Em seguida, Miranda falou sobre seus planos de expansão e seus planos de contatar o forte próximo. Ou melhor, ela estava mais pedindo permissão a Jake.

"Não sabemos quantas pessoas existem lá ou seus níveis, mas devem ser pelo menos algumas centenas… talvez até alguns milhares. Pode ser perigoso integrá-los sem que toda a nossa base seja simplesmente assimilada. Se eles realmente nos superarem em número por tantas vezes, não seria estranho se eles exigissem algum tipo de posição de liderança, talvez até o título de Senhor da Cidade, e se-"

"Miranda", disse Jake. "Eu te nomeei Senhora da Cidade, fim da história. Se você quiser dar a eles posições com influência, depende de você, não de mim. Só não renuncie à sua posição sem pelo menos me perguntar primeiro se você não a quiser mais."

"Não é assim… eu só não sei como lidar com números avassaladores. Nem chegamos a cem pessoas, e eles provavelmente terão dezenas de vezes nosso número. Se eles se oporem a nós, eles-"

"Então eles podem se catar.
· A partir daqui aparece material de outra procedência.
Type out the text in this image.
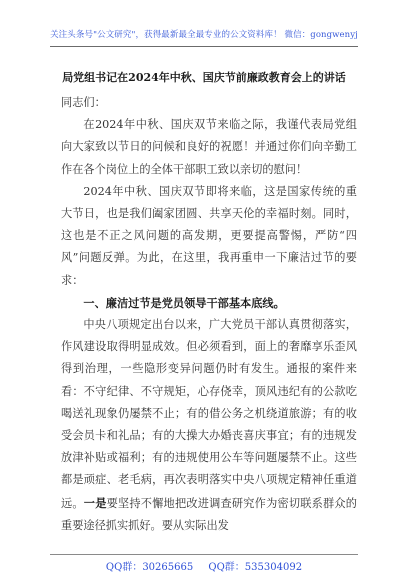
关注头条号"公文研究"，获得最新最全最专业的公文资料库！ 微信：gongwenyj
局党组书记在2024年中秋、国庆节前廉政教育会上的讲话

同志们：

在2024年中秋、国庆双节来临之际，我谨代表局党组向大家致以节日的问候和良好的祝愿！并通过你们向辛勤工作在各个岗位上的全体干部职工致以亲切的慰问！

2024年中秋、国庆双节即将来临，这是国家传统的重大节日，也是我们阖家团圆、共享天伦的幸福时刻。同时，这也是不正之风问题的高发期，更要提高警惕，严防“四风”问题反弹。为此，在这里，我再重申一下廉洁过节的要求：

一、廉洁过节是党员领导干部基本底线。

中央八项规定出台以来，广大党员干部认真贯彻落实，作风建设取得明显成效。但必须看到，面上的奢靡享乐歪风得到治理，一些隐形变异问题仍时有发生。通报的案件来看：不守纪律、不守规矩，心存侥幸，顶风违纪有的公款吃喝送礼现象仍屡禁不止；有的借公务之机绕道旅游；有的收受会员卡和礼品；有的大操大办婚丧喜庆事宜；有的违规发放津补贴或福利；有的违规使用公车等问题屡禁不止。这些都是顽症、老毛病，再次表明落实中央八项规定精神任重道远。一是要坚持不懈地把改进调查研究作为密切联系群众的重要途径抓实抓好。要从实际出发

QQ群：30265665 QQ群：535304092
Ponto final. Esta é a nossa cidade, a minha cidade. Se eles não conseguirem aceitar isso, podem ficar onde estão. Estou bem em permitir que eles venham… mas é nos nossos termos", disse Jake, não deixando espaço para discussão.

"Acho que será difícil para as pessoas aceitarem isso…"

"Bem, azar o deles. O mundo mudou. E eu tenho uma boa ideia de como convencê-los", disse Jake com um sorriso. "Amanhã de manhã ao amanhecer."

"Como assim?", exclamou ela, confusa.

"Nós vamos e damos a eles a proposta amanhã. Reúna aqueles que você acha que deveriam vir."

"Você vai junto?", perguntou Miranda, um pouco esperançosa.

"Sim, vou", respondeu ele com uma leve risada enquanto olhava pela janela e via o ninho quase pronto. "E acho que vou levar uma amiga."